Study Reveals Why Ginger People Are More Resistant to Pain

Redheads have incredibly bright hair color and marble skin due to a mutation that "turns off" the sensitivity of receptors to melanocyte-stimulating hormones (MSH) type 1, which means that red-haired people cannot tan in the sun, as their skin does not produce the necessary dark pigment, melanin.
Sputnik

Scientists have for the first time revealed mechanisms that influence the pain threshold among ginger people, who can tolerate more soreness, according to a new study conducted in by the Massachusetts General Hospital and published in Science Advances.

A series of experiments on a species of mice with the same MC1R gene mutation found that the weakened melanocortin-1 receptor function in a red-furred mouse causes decreased production of a substance called Pro-opiomelanocortin (POMC). The latter splits into a series of hormones, which create a balance between receptors that inhibit or enhance pain.

Given that in redheads there is less POMC than in people with other hair colour and skin pigmentation, so-called gingers are found to have a lower level of hormones derived from POMC, and the balance between pain inhibition and enhancing receptors shows a lower concentration.

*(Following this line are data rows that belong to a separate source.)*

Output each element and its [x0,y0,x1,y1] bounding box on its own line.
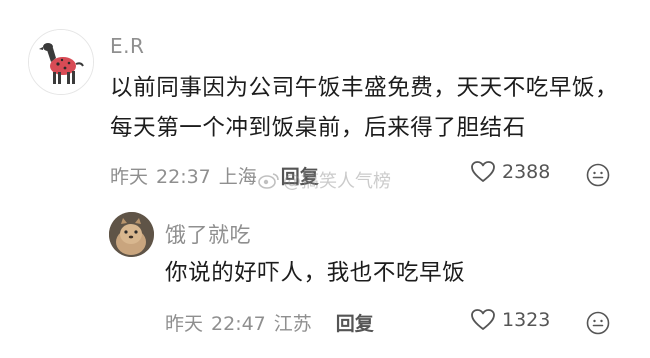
commenter-avatar[interactable] [28,29,94,95]
emoji-reaction-icon[interactable] [586,163,610,187]
reply-button[interactable]: 回复 [336,313,374,335]
reply-location: 江苏 [273,313,312,335]
comment-text: 以前同事因为公司午饭丰盛免费，天天不吃早饭，每天第一个冲到饭桌前，后来得了胆结石 [110,75,619,141]
like-count: 2388 [502,160,551,183]
watermark: @搞笑人气榜 [258,167,391,193]
watermark-text: @搞笑人气榜 [283,171,391,192]
dog-avatar-icon [29,30,93,94]
reply-time: 22:47 [211,313,266,335]
emoji-reaction-icon[interactable] [586,311,610,335]
reply-meta: 昨天 22:47 江苏 回复 [165,309,382,336]
reply-username[interactable]: 饿了就吃 [165,219,251,249]
heart-outline-icon [471,161,495,182]
comment-location: 上海 [218,166,257,188]
like-button[interactable]: 1323 [470,308,550,331]
comment-date: 昨天 [110,166,149,188]
like-button[interactable]: 2388 [470,160,550,183]
animal-avatar-icon [109,212,154,257]
reply-avatar[interactable] [109,212,154,257]
reply-date: 昨天 [165,313,204,335]
comment-time: 22:37 [156,166,211,188]
weibo-logo-icon [258,173,279,189]
heart-outline-icon [471,309,495,330]
reply-text: 你说的好吓人，我也不吃早饭 [165,260,466,286]
like-count: 1323 [502,308,551,331]
comment-username[interactable]: E.R [110,34,144,58]
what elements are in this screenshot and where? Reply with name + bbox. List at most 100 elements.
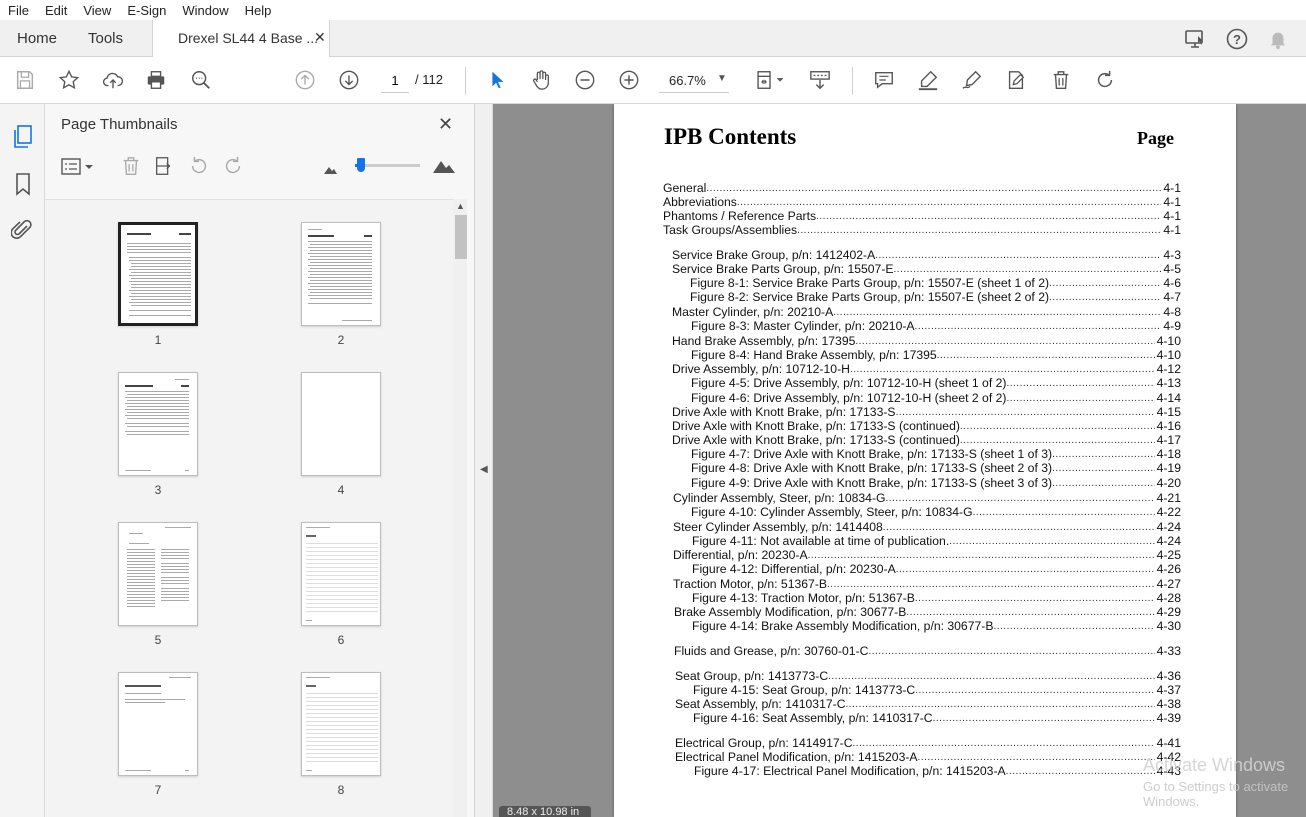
zoom-out-icon[interactable] <box>572 67 598 93</box>
tab-tools[interactable]: Tools <box>88 20 123 57</box>
toc-entry[interactable]: Task Groups/Assemblies 4-1 <box>663 223 1181 237</box>
collapse-arrow-icon[interactable]: ◀ <box>480 464 488 475</box>
save-icon[interactable] <box>12 67 38 93</box>
thumbnail-page-4[interactable] <box>301 372 381 476</box>
menu-view[interactable]: View <box>75 3 119 18</box>
print-icon[interactable] <box>143 67 169 93</box>
small-mountain-icon[interactable] <box>323 162 337 174</box>
toc-entry[interactable]: Cylinder Assembly, Steer, p/n: 10834-G 4-… <box>673 491 1181 505</box>
toc-entry[interactable]: Electrical Group, p/n: 1414917-C 4-41 <box>675 736 1181 750</box>
toc-entry[interactable]: Differential, p/n: 20230-A 4-25 <box>673 548 1181 562</box>
toc-entry[interactable]: Hand Brake Assembly, p/n: 17395 4-10 <box>672 334 1181 348</box>
previous-page-icon[interactable] <box>292 67 318 93</box>
search-zoom-icon[interactable] <box>188 67 214 93</box>
bookmarks-icon[interactable] <box>13 172 33 196</box>
scroll-mode-icon[interactable] <box>806 67 834 93</box>
toc-entry[interactable]: Seat Group, p/n: 1413773-C 4-36 <box>675 669 1181 683</box>
toc-entry[interactable]: Steer Cylinder Assembly, p/n: 1414408 4-2… <box>673 520 1181 534</box>
bookmark-star-icon[interactable] <box>56 67 82 93</box>
delete-page-icon[interactable] <box>120 155 142 177</box>
highlight-pen-icon[interactable] <box>915 67 941 93</box>
hand-tool-icon[interactable] <box>528 67 554 93</box>
attachments-paperclip-icon[interactable] <box>10 218 33 242</box>
thumbnail-page-2[interactable] <box>301 222 381 326</box>
notification-bell-icon[interactable] <box>1267 27 1289 51</box>
sign-pen-icon[interactable] <box>959 67 985 93</box>
delete-trash-icon[interactable] <box>1048 67 1074 93</box>
toc-entry[interactable]: Phantoms / Reference Parts 4-1 <box>663 209 1181 223</box>
edit-pdf-icon[interactable] <box>1003 67 1029 93</box>
thumbnail-page-3[interactable] <box>118 372 198 476</box>
toc-entry[interactable]: Figure 4-15: Seat Group, p/n: 1413773-C 4… <box>693 683 1181 697</box>
toc-entry[interactable]: Service Brake Parts Group, p/n: 15507-E 4… <box>672 262 1181 276</box>
slider-handle[interactable] <box>357 158 365 172</box>
rotate-counterclockwise-icon[interactable] <box>188 155 210 177</box>
toc-entry[interactable]: Master Cylinder, p/n: 20210-A 4-8 <box>672 305 1181 319</box>
thumbnail-page-8[interactable] <box>301 672 381 776</box>
toc-entry[interactable]: Figure 4-12: Differential, p/n: 20230-A 4… <box>692 562 1181 576</box>
document-view[interactable]: IPB Contents Page General4-1Abbreviation… <box>493 104 1306 817</box>
toc-entry[interactable]: Traction Motor, p/n: 51367-B 4-27 <box>673 577 1181 591</box>
toc-entry[interactable]: Drive Axle with Knott Brake, p/n: 17133-… <box>672 419 1181 433</box>
share-screen-icon[interactable] <box>1183 27 1207 51</box>
toc-entry[interactable]: Figure 8-1: Service Brake Parts Group, p… <box>690 276 1181 290</box>
toc-entry[interactable]: Figure 4-16: Seat Assembly, p/n: 1410317… <box>693 711 1181 725</box>
menu-window[interactable]: Window <box>174 3 236 18</box>
close-tab-icon[interactable]: ✕ <box>314 29 326 46</box>
scrollbar-thumb[interactable] <box>455 215 467 259</box>
toc-entry[interactable]: Fluids and Grease, p/n: 30760-01-C 4-33 <box>674 644 1181 658</box>
toc-entry[interactable]: Figure 8-2: Service Brake Parts Group, p… <box>690 290 1181 304</box>
thumbnail-page-1[interactable] <box>118 222 198 326</box>
fit-page-icon[interactable] <box>752 67 788 93</box>
menu-file[interactable]: File <box>0 3 37 18</box>
close-panel-icon[interactable]: ✕ <box>438 114 453 135</box>
next-page-icon[interactable] <box>336 67 362 93</box>
toc-entry[interactable]: Abbreviations 4-1 <box>663 195 1181 209</box>
toc-entry[interactable]: Figure 4-6: Drive Assembly, p/n: 10712-1… <box>691 391 1181 405</box>
cloud-upload-icon[interactable] <box>100 67 126 93</box>
thumbnail-options-menu-icon[interactable] <box>61 157 97 177</box>
thumbnail-page-5[interactable] <box>118 522 198 626</box>
toc-entry[interactable]: Electrical Panel Modification, p/n: 1415… <box>675 750 1181 764</box>
toc-entry[interactable]: Seat Assembly, p/n: 1410317-C 4-38 <box>675 697 1181 711</box>
large-mountain-icon[interactable] <box>432 156 456 174</box>
toc-entry[interactable]: Figure 8-3: Master Cylinder, p/n: 20210-… <box>691 319 1181 333</box>
rotate-clockwise-icon[interactable] <box>222 155 244 177</box>
toc-entry[interactable]: General 4-1 <box>663 181 1181 195</box>
toc-entry[interactable]: Figure 4-7: Drive Axle with Knott Brake,… <box>691 447 1181 461</box>
toc-entry[interactable]: Figure 4-9: Drive Axle with Knott Brake,… <box>691 476 1181 490</box>
thumbnail-size-slider[interactable] <box>355 158 420 172</box>
comment-icon[interactable] <box>871 67 897 93</box>
toc-entry[interactable]: Figure 4-10: Cylinder Assembly, Steer, p… <box>691 505 1181 519</box>
rotate-clockwise-icon[interactable] <box>1092 67 1118 93</box>
toc-entry[interactable]: Figure 4-8: Drive Axle with Knott Brake,… <box>691 461 1181 475</box>
toc-entry[interactable]: Brake Assembly Modification, p/n: 30677-… <box>674 605 1181 619</box>
toc-entry[interactable]: Figure 4-5: Drive Assembly, p/n: 10712-1… <box>691 376 1181 390</box>
toc-entry[interactable]: Figure 4-13: Traction Motor, p/n: 51367-… <box>692 591 1181 605</box>
toc-entry[interactable]: Drive Assembly, p/n: 10712-10-H 4-12 <box>672 362 1181 376</box>
insert-page-icon[interactable] <box>153 155 175 177</box>
toc-entry[interactable]: Service Brake Group, p/n: 1412402-A 4-3 <box>672 248 1181 262</box>
menu-edit[interactable]: Edit <box>37 3 75 18</box>
toc-entry[interactable]: Figure 4-11: Not available at time of pu… <box>692 534 1181 548</box>
select-cursor-icon[interactable] <box>484 67 510 93</box>
page-number-input[interactable] <box>381 69 409 93</box>
panel-collapse-strip[interactable]: ◀ <box>475 104 493 817</box>
toc-entry[interactable]: Figure 4-14: Brake Assembly Modification… <box>692 619 1181 633</box>
toc-entry[interactable]: Drive Axle with Knott Brake, p/n: 17133-… <box>672 405 1181 419</box>
tab-document[interactable]: Drexel SL44 4 Base ... ✕ <box>152 20 330 57</box>
zoom-level-select[interactable]: 66.7% ▼ <box>659 69 729 93</box>
toc-entry[interactable]: Figure 8-4: Hand Brake Assembly, p/n: 17… <box>691 348 1181 362</box>
thumbnails-scrollbar[interactable]: ▲ <box>453 199 467 817</box>
tab-home[interactable]: Home <box>17 20 57 57</box>
zoom-in-icon[interactable] <box>616 67 642 93</box>
thumbnail-page-6[interactable] <box>301 522 381 626</box>
scroll-up-arrow-icon[interactable]: ▲ <box>456 201 465 211</box>
page-thumbnails-icon[interactable] <box>11 124 35 150</box>
toc-entry[interactable]: Drive Axle with Knott Brake, p/n: 17133-… <box>672 433 1181 447</box>
menu-help[interactable]: Help <box>237 3 280 18</box>
toc-entry[interactable]: Figure 4-17: Electrical Panel Modificati… <box>694 764 1181 778</box>
thumbnail-page-7[interactable] <box>118 672 198 776</box>
menu-esign[interactable]: E-Sign <box>119 3 174 18</box>
help-icon[interactable]: ? <box>1225 27 1249 51</box>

The lower level of POMC-derived hormones leads to a process in which other hormones' impact on the organism is enhanced, triggering opiate receptors to more actively suppress pain perception, elevating the pain threshold. Scientists suggest that the same mechanism could work with humans.

“These findings describe the mechanistic basis behind earlier evidence suggesting varied pain thresholds in different pigmentation backgrounds,” a co-author of the study, David Fisher, said in a statement.

According to Fisher, the discovery could lead to new forms of non-addictive pain relief, based on the impact on a person's melanocortin receptors.